Découvrez notre histoire!

  • Deux petits hameaux et un village distinct ( Manche D’épée, Rivière-Madeleine et Madeleine-Centre ) forment notre territoire parsemé de nombreux petits lacs et le plus important de ceux-ci, le Lac Au Diable. En effet la paroisse fondée en 1874 et canoniquement érigée en 1914 répond à celle de Sainte-Marie-Madeleine. Pour sa part, la Municipalité comporte depuis sa création, en 1916, une dénomination en écho que les citoyens ont rapidement abrégée sous la désignation courante de Madeleine.
     

  • Le nom municipal évoque la seigneurie de la Rivière-de-la-Madeleine, d’abord concédée à Antoine Caddé en 1679, puis en 1689 dont la mère se prénommait… Madeleine !
     

  • On vivra donc de pêche et d’agriculture jusqu’en 1917. Arrive l’épopée du Grand Sault, un projet d’envergure qui créera jusqu’à 1250 emplois et plus. Ce moulin à papier fût construit en pleine forêt, près de la chute du Grand Sault car Monsieur Frank Ross qui possédait la Seigneurie n’autorisa pas la flottaison du bois sur la rivière Madeleine ( du bas de la chute jusqu’à la mer ). Ceci causa beaucoup de déboires à la compagnie. Cependant grâce à ce projet, Ste-Madeleine fût le premier village du côté nord de la Gaspésie à être électrifié, en 1927.
     

  • Le phare du Cap-Madeleine constituait et permettait à l’époque, la navigation de nuit et favorisait la prévention de naufrage. C’est en 1871 que la construction du premier phare eu lieu. Sa structure de bois mesurait 54 pieds de hauteur, de couleur blanche et rouge ( plus tard on lui ajouta une ligne verticale noire pour le rendre plus distinct le jour et le différencier des autres ). Au début, c’était des lampes à l’huile de pétrole qui émettaient les signaux rouges et blancs à révolutions. Celui-ci donnait un éclat de couleur à toutes les deux minutes. En 1908 un nouveau phare est construit plus solide, plus durable. Fait de béton armé, il mesure 55 pieds de haut. Il exigeait peu d’entretien et de dépenses pour sa conservation.
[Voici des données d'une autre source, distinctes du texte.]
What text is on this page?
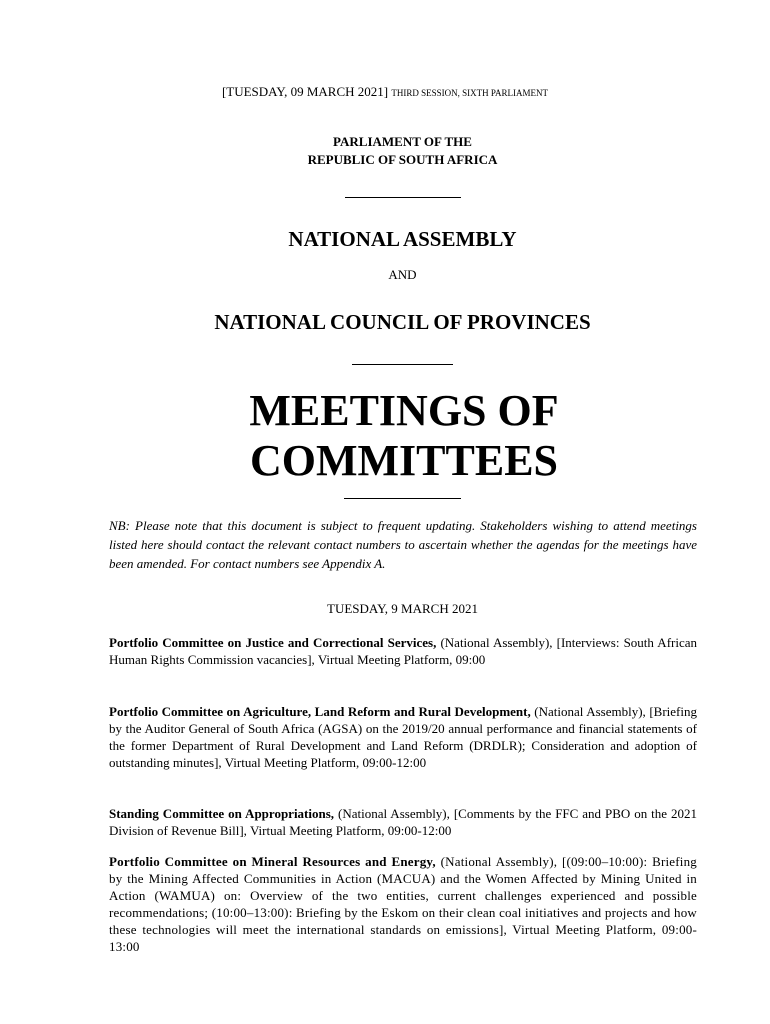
[TUESDAY, 09 MARCH 2021] THIRD SESSION, SIXTH PARLIAMENT
PARLIAMENT OF THE
REPUBLIC OF SOUTH AFRICA
NATIONAL ASSEMBLY
AND
NATIONAL COUNCIL OF PROVINCES
MEETINGS OF
COMMITTEES
NB: Please note that this document is subject to frequent updating. Stakeholders wishing to attend meetings listed here should contact the relevant contact numbers to ascertain whether the agendas for the meetings have been amended. For contact numbers see Appendix A.
TUESDAY, 9 MARCH 2021
Portfolio Committee on Justice and Correctional Services, (National Assembly), [Interviews: South African Human Rights Commission vacancies], Virtual Meeting Platform, 09:00
Portfolio Committee on Agriculture, Land Reform and Rural Development, (National Assembly), [Briefing by the Auditor General of South Africa (AGSA) on the 2019/20 annual performance and financial statements of the former Department of Rural Development and Land Reform (DRDLR); Consideration and adoption of outstanding minutes], Virtual Meeting Platform, 09:00-12:00
Standing Committee on Appropriations, (National Assembly), [Comments by the FFC and PBO on the 2021 Division of Revenue Bill], Virtual Meeting Platform, 09:00-12:00
Portfolio Committee on Mineral Resources and Energy, (National Assembly), [(09:00–10:00): Briefing by the Mining Affected Communities in Action (MACUA) and the Women Affected by Mining United in Action (WAMUA) on: Overview of the two entities, current challenges experienced and possible recommendations; (10:00–13:00): Briefing by the Eskom on their clean coal initiatives and projects and how these technologies will meet the international standards on emissions], Virtual Meeting Platform, 09:00-13:00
Il est maintenant ouvert au public en saison touristique. De 1871 à 1985, il y eu plusieurs gardiens de phare qui devaient assurer la sécurité des navigateurs, le jour comme la nuit. La dernière personne à avoir occuper cette fonction est Monsieur Jean-François Caron.
     

  • Gaspésienne, la municipalité attire des gens de tous les coins du monde. Sa beauté tout simplement naturelle fait d’elle un lieu rêvé pour prendre le temps de vivre, de taquiner la truite ou le saumon et de combler les amateurs de plein air.